Hormone Replacement Therapy Increases Breast Cancer Risk, Study Warns
Women going through menopause should reconsider taking hormone replacement therapy (HRT) for symptoms as a new study published March 29 showed that combined HRT may raise the risk of getting breast cancer.
The Women's Health Initiative (WHI) included several randomized clinical trials and also an observational study that enrolled 93,000 women who were not eligible or were not willing to participate in the trials. Estrogen plus progestin was associated with an increase in both breast cancer incidence and mortality, according to a study in the Journal of the National Cancer Institute. However, most observational studies have linked estrogen plus progestin with more positive outcomes.
To determine the differences between the WHI trial and other observational studies, Rowan T. Chlebowski, M.D., Ph.D., Los Angeles Biomedical Research Institute (LA BioMed) lead researcher and his team examined postmenopausal women, who had no prior hysterectomy with negative mammograms within two years and were either users or non-users of estrogen and progestin combined therapy.
The study determined that the diagnosis for cancers related to hormone replacement therapy is just as dire as for other breast cancers.
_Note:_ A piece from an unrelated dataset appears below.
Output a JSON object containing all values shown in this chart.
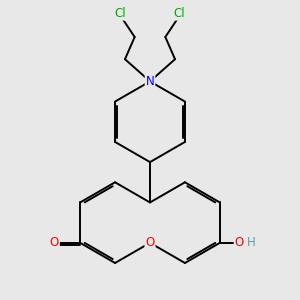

Therefore, women who use HRT are more likely to die of breast cancer than their non-hormone-taking peers.
"You could fill a basketball arena with the women who get the disease," said Chlebowski. "It seems like you'd want to reach a higher threshold before you take it."
In addition, "because prognosis after a breast cancer diagnosis is similar for combined hormone therapy users and non-users, increased breast cancer mortality on a population basis can be expected," Chlebowski and colleagues stated.
Catherine Schairer, Ph.D., and Louise A. Brinton, Ph.D., both of the National Cancer Institute, question whether the data analyzed from the WHI observational study resolves the differences in tumor prognosis and tumor characteristics when compared to the WHI randomized trial.
"In general, tumors in estrogen plus progestin users in the WHI Observational Study were not significantly different from those in non-hormone users with regard to number of positive lymph nodes or tumor size, but were more likely to be well differentiated and positive for hormone receptors, findings which are similar to other observational studies."